This peculiarly English style is found far more convenient for domestic buildings than the earlier styles. There are a large number of palaces and houses of this style remaining, such as nearly all the colleges of Oxford and Cambridge; it can also be very well executed in brickwork. Some of the finest mediæval houses that we have remaining are of brick, and the tall brick chimneys of this style are both ornamental and convenient; they are usually built in the outer wall, and carried up above the level of the roof, and for this reason the fires made under such chimneys never smoke. Modern builders have greatly neglected this precaution, and the wind blowing over a high-pitched roof naturally descends on the other side, and carries the smoke down the chimney, instead of letting it float away freely with the wind.

No one who has seen the fine brick buildings of the time of Henry the Seventh can despise them. Eton College is almost entirely built of brick, excepting the chapel, which is faced with stone. In many districts the difference of expense between brick and stone is enormous. The old Romans were quite aware of this, and used brick far more than modern builders are willing to do, even for their imperial palaces and magnificent aqueducts.

The arches of this style are not usually so acute as in the earlier periods, and in the latter part of the style become very flat, but in the earlier portion they are similar to the previous style, as in the compartment of Fotheringhay. In this instance there is also a deep hollow molding, which looks at first sight like Decorated, and beginners in the study are frequently misled by this feature, but it is often continued for the first half of the Perpendicular period. The arch of the clere-storey window over the former is comparatively flat. The name of clere-storey is usually continued even when there is no triforium, or blind-storey, as it is called by William of Worcester, writing in the fifteenth century. The French have adopted the English name of clear-storey, with the old spelling [as clèrestorie]: it is therefore more expedient to observe it, but for beginners it may perhaps be necessary to explain that clere is the old spelling of ‘clear.’ The different forms of the two arches of the windows of the aisle and of the clere-storey in this dated example, prove that the form of the arch is never a safe guide to the date of a building; to fix a date, various details have often to be considered.
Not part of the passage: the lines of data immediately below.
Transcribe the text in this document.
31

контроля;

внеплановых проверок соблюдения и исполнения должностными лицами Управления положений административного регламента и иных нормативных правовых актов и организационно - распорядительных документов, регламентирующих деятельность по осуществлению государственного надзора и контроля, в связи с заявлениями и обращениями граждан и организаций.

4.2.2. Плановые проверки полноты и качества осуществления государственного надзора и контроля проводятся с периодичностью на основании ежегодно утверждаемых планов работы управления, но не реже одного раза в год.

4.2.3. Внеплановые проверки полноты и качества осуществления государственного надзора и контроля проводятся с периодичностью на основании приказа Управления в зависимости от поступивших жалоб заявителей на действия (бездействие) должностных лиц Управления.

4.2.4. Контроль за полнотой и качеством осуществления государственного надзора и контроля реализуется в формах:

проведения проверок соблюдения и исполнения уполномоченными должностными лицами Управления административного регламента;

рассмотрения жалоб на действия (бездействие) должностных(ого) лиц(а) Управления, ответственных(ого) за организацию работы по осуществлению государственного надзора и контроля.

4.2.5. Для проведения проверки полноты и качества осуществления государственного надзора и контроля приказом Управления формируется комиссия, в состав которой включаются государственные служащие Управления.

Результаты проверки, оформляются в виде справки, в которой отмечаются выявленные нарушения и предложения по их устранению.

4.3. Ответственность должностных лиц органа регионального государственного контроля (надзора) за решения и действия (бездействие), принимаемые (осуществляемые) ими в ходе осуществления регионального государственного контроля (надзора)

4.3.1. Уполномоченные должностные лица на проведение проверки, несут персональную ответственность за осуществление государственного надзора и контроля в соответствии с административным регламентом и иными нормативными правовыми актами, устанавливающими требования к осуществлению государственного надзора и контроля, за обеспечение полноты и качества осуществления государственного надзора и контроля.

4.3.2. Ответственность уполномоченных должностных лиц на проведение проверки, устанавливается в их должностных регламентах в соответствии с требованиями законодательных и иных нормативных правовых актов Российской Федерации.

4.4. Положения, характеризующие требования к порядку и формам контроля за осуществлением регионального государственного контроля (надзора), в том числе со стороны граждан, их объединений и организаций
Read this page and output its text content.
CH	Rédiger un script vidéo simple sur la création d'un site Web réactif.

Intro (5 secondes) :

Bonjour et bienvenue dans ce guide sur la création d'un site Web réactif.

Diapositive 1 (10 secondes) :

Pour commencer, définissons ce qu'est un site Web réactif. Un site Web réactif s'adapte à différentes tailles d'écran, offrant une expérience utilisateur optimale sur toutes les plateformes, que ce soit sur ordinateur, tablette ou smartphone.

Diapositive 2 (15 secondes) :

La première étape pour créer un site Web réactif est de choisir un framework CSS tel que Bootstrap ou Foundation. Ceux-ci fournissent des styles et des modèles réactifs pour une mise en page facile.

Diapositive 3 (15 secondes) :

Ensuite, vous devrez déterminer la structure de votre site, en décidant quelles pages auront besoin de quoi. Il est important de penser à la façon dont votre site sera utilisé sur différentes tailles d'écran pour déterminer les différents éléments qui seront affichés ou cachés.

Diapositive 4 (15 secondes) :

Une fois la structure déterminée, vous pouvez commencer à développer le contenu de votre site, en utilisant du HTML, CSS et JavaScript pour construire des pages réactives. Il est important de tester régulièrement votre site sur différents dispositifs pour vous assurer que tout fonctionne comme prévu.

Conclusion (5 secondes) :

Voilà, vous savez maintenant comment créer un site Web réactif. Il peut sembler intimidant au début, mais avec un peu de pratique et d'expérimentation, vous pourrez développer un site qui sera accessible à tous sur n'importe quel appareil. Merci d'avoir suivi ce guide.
Compartment of Fotheringhay Church, A.D. 1435.

Waterperry, Oxon.

Arch over a tomb of a knight in plate armour, of the fifteenth century.

It is not always easy to distinguish at first sight the arch over a tomb of early Perpendicular from one in the Decorated style, as at Waterperry, Oxon. Here the battlement on the top of the wall at the back, and the plate-armour of the knight, and the crockets on the ogee arch, are more like the Decorated style.